Leia a nota do Colégio Santo Agostinho:

  • Carta aberta à comunidade agostiniana
  • A Sociedade Inteligência e Coração (SIC), mantenedora do Colégio Santo Agostinho (unidades Belo Horizonte, Contagem e Nova Lima), recebeu uma notificação extrajudicial no dia 10/07/17, contendo 128 nomes, questionando a abordagem de alguns temas adotados pela escola. Consideramos importante apresentar esclarecimentos.

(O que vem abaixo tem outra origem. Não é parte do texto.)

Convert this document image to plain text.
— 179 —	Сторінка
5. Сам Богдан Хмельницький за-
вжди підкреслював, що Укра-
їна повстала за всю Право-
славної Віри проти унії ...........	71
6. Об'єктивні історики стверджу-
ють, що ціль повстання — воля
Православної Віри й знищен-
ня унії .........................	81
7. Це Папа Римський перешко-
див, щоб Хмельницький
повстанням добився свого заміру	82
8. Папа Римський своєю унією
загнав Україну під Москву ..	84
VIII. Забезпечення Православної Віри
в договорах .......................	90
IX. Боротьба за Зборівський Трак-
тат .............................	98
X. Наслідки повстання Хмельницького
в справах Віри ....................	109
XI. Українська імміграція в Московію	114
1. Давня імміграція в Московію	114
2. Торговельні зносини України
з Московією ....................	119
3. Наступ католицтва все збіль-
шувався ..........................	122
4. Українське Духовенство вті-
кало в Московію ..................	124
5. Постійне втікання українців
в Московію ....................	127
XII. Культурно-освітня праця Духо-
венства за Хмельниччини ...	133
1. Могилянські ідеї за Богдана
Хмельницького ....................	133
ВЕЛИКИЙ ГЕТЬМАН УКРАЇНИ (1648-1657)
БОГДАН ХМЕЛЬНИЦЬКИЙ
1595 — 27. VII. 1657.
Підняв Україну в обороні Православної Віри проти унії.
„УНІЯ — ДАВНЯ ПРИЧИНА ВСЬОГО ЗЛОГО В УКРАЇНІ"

  • O Colégio Santo Agostinho é responsável pela educação de cerca de 8 mil alunos de diferentes realidades e crenças. Nosso projeto pedagógico, fundamentado nos princípios cristãos, católicos e agostinianos, contempla a sociedade pluralista em que vivemos, abordando, de forma dialogal e respeitosa, os desafios do mundo contemporâneo. Primamos pelo respeito à liberdade e apreço à tolerância, orientações fundamentais estabelecidas na Lei de Diretrizes e Bases da Educação Nacional (artigo 3º da Lei 9.394).
  • A escola é um espaço coletivo construído pela relação entre as pessoas, no qual todos os indivíduos devem ser respeitados em sua singularidade. Essa pluralidade pode e deve coexistir em harmonia.
  • Com uma trajetória de 83 anos em Minas Gerais, amparado pela tradição de sete séculos da Ordem de Santo Agostinho, o Colégio ressalta sua sintonia com o magistério do Papa Francisco, a Conferência Nacional dos Bispos do Brasil (CNBB), a Conferência Geral do Episcopado Latino-Americano e Caribenho e as orientações pastorais da Arquidiocese de Belo Horizonte.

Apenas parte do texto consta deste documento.